We talk a lot about academic honesty, critical evaluation of AI outputs, and how to verify information. The goal is not to ban the technology. It is to guide its responsible use, just as we do with calculators, the internet, or even textbooks.
As Selwyn (2023) notes: “Schools are no longer gatekeepers of knowledge, but navigators of abundant (and often overwhelming) information.”
Your Personal Therapist
I recently went through a major setback in life, which I can’t describe in detail here (sorry). It was a very emotionally trying time for me, but one thing that really got me through it was ChatGPT. I was able to vent all of my feelings and thoughts to the system, and it provided me with excellent advice and encouragement. Since the AI pulls information from multiple, verifiable sources, it made the advice it gave seem all the more trustworthy. It remembered my previous inputs and iterated accordingly, providing me with a highly personalised and effective therapy experience.

I recently learned that I was far from from alone in using generative AI in this way. A simple Google search reveals multiple articles describing the many ways in which people are using AI chatbots as personal ‘friends’ and counsellors. My favourite article (and one that I recommend) is this one by Eleanor Lawrie from the BBC describing how Al can be an alternative to human help.

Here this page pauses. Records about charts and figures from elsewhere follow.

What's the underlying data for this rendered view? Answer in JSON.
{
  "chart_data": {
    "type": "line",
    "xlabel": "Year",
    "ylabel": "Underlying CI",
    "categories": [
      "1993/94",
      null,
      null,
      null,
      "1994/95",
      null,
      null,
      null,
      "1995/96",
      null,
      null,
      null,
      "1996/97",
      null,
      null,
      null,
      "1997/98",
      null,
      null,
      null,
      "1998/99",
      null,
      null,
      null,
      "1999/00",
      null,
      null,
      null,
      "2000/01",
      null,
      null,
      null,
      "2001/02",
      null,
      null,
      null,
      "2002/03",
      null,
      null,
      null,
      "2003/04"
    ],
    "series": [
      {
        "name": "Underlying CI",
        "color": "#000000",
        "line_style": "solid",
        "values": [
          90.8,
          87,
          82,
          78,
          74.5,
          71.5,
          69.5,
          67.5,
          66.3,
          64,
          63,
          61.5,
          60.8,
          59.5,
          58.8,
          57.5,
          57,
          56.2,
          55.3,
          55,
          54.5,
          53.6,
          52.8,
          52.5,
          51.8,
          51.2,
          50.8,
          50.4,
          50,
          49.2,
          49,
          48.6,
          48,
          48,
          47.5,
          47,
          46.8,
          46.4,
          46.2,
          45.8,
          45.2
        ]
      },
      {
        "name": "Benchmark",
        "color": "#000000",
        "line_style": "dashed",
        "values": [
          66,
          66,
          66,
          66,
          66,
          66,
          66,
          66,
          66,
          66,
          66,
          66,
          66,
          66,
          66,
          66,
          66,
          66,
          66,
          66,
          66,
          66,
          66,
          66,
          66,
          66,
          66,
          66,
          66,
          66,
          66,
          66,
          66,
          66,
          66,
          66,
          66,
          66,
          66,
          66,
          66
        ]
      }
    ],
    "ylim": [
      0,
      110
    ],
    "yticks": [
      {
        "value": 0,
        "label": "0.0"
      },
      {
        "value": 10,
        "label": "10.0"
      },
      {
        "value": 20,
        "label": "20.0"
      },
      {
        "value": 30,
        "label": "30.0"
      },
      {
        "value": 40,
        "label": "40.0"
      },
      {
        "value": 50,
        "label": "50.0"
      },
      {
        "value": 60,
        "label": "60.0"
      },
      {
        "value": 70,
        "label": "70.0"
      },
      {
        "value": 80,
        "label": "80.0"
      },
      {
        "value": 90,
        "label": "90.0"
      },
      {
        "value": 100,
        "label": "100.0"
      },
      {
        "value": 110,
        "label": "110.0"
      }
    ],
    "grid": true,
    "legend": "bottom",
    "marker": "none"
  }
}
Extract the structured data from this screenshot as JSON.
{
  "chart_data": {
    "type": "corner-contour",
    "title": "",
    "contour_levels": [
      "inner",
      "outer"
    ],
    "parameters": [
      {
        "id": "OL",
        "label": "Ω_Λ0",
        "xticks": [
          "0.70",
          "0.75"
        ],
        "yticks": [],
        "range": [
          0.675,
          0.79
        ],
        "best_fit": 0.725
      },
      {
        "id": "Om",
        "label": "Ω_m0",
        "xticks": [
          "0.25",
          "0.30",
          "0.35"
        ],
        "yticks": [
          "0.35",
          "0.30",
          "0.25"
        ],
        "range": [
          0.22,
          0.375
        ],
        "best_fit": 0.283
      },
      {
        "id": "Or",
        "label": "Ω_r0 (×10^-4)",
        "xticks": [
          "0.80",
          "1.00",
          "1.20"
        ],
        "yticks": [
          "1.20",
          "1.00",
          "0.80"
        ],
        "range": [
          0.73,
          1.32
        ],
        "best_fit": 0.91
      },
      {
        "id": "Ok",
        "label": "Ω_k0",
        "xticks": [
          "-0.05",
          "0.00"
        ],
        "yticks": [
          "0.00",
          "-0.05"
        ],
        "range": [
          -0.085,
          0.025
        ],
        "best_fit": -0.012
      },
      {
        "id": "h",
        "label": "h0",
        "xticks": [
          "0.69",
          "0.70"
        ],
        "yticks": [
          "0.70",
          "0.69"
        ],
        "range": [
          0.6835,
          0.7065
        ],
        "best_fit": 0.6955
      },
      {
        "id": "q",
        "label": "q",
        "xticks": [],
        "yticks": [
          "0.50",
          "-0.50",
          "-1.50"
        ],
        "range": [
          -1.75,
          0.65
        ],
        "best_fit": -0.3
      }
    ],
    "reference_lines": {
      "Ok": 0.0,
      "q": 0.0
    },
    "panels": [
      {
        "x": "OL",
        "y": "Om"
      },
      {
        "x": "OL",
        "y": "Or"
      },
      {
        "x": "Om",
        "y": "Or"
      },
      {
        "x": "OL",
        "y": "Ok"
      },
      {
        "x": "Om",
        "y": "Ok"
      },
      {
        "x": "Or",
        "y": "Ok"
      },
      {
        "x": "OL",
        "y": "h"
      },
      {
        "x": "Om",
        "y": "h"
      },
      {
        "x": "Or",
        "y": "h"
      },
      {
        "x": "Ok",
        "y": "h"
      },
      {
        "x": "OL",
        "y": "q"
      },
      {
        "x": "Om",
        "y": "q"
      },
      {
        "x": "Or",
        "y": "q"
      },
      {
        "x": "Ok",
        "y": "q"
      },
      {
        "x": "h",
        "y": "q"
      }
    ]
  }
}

The Human Touch Still Matters
Despite all this excitement, I remind myself often that AI is a tool, not a teacher. My job is still to motivate, to connect, and to inspire. No algorithm can replace the relationships we build, the trust we earn, or the “aha” moments we create. But AI can help us make more time for those moments.
Final Thoughts
If you’re an educator and haven’t yet explored how generative AI can support your teaching, I encourage you to give it a try. You don’t need to be a tech expert. You just need to be open-minded and willing to experiment. Like me, you might just find yourself wondering how you ever managed without it.
References
Hattie, J. (2009). Visible Learning: A Synthesis of Over 800 Meta-Analyses Relating to Achievement. Routledge.
Selwyn, N. (2023). Should Robots Replace Teachers? AI and the Future of Education. Polity Press.